The goal of out-of-sample testing is to determine if your model has overfit to the data on which it was trained. In other words, we don't want to memorize patterns in the training data or model mere coincidences. We want something that will generalize to new data, much like Alexa should.
I do agree that out-of-sample testing is an excellent way to assess performance, since it's kind of the ultimate test of the generality in which a model works. However, in the regression setting (think OLS), there is adjusted $R^2$ which gives a penalty for having many parameters, with the assumption being that throwing all kinds of parameters at a model will end up memorizing the data. Remember, if you have $N$ points in the plane with different $x$ coordinates, you can hit all of them with a polynomial of order $N-1$ (e.g., a parabola connects any $3$ such points) and achieve perfect accuracy on your training data, but that's little more than playing connect the dots.

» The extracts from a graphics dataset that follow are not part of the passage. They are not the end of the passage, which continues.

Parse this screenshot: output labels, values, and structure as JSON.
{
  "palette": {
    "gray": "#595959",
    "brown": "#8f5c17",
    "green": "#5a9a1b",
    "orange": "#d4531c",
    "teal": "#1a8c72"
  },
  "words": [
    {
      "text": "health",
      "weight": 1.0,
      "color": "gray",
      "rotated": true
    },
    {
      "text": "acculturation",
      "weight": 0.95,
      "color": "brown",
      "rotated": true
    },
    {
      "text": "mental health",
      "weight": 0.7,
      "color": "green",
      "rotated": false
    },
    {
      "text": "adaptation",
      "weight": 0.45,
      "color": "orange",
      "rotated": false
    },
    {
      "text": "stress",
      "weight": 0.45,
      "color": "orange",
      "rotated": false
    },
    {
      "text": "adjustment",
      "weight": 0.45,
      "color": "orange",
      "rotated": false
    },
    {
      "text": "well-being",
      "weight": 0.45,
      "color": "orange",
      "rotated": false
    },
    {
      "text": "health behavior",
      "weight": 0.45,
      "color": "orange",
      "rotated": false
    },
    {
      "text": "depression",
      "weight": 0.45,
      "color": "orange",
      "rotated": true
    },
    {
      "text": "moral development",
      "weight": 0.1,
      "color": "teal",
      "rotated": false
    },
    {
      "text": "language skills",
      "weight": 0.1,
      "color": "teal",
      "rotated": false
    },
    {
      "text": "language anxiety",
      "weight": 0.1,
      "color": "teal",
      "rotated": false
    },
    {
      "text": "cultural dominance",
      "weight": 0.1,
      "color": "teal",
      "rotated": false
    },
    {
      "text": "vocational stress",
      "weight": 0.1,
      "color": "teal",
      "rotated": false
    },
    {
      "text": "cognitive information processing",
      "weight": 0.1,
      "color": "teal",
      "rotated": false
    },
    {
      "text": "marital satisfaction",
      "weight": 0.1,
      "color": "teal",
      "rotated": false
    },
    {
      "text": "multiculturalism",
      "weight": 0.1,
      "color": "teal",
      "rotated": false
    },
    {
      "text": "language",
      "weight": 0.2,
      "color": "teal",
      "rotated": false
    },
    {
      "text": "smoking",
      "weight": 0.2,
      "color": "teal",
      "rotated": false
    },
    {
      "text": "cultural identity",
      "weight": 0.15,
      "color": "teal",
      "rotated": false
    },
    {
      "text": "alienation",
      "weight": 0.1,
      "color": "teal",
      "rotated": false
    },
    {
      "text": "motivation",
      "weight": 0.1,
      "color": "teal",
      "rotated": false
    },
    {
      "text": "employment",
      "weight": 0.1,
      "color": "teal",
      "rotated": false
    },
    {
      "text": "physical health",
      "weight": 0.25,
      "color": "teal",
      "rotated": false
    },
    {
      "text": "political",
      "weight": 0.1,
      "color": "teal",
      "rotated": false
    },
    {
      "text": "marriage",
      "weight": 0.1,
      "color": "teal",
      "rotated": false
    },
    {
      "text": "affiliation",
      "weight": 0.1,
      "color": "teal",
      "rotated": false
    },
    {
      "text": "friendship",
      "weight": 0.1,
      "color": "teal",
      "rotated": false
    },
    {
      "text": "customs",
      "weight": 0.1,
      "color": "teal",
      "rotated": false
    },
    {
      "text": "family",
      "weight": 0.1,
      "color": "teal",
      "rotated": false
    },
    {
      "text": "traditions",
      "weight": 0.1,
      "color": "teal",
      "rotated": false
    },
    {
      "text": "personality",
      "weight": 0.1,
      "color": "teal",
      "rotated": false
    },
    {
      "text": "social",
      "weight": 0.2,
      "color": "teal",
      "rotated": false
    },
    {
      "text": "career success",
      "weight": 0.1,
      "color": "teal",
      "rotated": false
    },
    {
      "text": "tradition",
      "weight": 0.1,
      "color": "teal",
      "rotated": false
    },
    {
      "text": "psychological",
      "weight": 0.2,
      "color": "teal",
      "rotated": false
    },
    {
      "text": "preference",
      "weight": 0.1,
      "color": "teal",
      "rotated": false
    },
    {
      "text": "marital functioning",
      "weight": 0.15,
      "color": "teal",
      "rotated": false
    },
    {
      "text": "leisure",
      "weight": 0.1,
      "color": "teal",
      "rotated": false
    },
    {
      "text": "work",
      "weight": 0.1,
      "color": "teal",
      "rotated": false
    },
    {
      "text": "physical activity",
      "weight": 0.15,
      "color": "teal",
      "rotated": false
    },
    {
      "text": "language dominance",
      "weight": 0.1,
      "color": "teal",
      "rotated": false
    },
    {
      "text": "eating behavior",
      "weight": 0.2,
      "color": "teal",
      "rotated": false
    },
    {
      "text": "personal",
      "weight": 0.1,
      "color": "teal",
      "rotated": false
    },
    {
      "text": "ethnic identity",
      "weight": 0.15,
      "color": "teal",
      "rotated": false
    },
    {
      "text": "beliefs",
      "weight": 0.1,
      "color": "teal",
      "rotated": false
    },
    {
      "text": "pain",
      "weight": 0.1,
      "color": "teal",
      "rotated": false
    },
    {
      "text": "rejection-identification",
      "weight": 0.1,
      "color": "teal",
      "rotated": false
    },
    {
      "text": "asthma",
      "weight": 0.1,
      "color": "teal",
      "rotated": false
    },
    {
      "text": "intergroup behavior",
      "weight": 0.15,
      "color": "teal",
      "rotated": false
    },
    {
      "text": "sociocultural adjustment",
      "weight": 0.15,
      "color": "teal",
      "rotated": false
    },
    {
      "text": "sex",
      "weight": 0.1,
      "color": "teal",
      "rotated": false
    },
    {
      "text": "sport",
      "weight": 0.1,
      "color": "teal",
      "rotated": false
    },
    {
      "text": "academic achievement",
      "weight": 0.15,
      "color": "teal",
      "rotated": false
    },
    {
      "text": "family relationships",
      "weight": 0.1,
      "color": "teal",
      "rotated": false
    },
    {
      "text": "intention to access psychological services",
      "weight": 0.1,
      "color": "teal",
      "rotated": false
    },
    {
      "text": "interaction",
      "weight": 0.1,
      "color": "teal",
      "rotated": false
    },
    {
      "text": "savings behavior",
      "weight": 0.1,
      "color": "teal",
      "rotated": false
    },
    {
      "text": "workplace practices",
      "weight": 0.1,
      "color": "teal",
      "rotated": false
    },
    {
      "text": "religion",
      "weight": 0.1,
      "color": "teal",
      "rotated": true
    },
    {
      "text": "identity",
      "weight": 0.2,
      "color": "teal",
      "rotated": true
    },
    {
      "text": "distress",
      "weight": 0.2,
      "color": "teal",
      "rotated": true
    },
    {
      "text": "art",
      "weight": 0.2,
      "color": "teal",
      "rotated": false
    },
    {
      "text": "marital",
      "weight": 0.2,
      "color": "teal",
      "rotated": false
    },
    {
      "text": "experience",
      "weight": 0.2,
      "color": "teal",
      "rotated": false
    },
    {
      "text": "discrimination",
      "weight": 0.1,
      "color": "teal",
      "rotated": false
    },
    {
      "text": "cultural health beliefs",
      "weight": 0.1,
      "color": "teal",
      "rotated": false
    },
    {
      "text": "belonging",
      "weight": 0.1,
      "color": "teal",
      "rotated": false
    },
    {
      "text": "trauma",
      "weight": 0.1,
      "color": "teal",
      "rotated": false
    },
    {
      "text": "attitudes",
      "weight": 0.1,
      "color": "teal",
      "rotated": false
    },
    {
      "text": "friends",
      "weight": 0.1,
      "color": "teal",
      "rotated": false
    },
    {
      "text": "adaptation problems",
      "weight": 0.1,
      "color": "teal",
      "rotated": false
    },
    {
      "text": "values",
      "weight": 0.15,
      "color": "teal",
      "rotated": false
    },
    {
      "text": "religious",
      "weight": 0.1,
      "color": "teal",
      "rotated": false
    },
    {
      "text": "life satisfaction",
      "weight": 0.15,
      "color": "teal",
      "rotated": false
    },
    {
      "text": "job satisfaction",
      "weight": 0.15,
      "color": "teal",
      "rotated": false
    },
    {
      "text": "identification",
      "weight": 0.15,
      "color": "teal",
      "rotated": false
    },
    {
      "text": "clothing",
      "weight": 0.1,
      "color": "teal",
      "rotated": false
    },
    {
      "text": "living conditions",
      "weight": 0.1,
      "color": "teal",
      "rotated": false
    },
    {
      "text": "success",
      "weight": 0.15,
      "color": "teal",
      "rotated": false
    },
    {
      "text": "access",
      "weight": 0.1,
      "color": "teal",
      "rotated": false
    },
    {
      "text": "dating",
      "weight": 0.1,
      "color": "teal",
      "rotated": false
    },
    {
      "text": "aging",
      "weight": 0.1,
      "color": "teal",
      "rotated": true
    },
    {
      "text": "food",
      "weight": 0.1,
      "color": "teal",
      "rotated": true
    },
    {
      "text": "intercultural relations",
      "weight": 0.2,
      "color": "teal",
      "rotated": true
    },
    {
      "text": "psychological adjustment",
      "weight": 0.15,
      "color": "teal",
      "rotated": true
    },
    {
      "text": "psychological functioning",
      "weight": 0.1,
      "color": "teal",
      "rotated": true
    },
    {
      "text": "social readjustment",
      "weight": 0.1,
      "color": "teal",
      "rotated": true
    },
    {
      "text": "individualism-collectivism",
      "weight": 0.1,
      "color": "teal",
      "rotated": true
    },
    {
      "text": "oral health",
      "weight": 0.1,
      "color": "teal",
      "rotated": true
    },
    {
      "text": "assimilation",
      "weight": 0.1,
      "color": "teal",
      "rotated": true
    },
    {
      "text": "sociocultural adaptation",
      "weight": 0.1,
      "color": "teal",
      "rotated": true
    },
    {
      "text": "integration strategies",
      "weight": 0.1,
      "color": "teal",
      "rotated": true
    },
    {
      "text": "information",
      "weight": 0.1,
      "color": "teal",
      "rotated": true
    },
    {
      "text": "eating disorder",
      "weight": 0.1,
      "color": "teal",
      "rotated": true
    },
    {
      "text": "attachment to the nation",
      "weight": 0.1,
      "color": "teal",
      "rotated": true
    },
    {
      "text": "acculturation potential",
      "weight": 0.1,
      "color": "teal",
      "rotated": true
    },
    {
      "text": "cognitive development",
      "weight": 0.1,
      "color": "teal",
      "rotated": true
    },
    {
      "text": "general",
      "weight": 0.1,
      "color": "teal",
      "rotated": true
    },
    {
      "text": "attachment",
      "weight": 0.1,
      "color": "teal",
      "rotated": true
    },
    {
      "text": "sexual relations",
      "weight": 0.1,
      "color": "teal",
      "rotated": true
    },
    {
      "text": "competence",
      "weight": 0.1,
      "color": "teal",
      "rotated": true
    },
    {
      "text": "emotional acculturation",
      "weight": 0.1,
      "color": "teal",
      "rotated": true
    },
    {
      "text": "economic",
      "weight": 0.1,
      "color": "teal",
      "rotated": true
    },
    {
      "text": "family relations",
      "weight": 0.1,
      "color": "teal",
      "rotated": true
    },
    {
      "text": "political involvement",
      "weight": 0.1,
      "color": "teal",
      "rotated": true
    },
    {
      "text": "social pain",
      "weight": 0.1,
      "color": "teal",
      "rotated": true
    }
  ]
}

Biostatistics and epidemiology do have a variant of out-of-sample testing where the model is repeatedly trained on bootstrap samples and then tested on the normal dataset, if that counts as what you mean (though even such an approach does test the trained model on points on which the model was not fit). This is not without its critics. Even Harrell has remarked that splitting the data to have a designated test set is reasonable once the data set gets to be quite large (the number he tends to give, such as in the link, is $20000$ observations).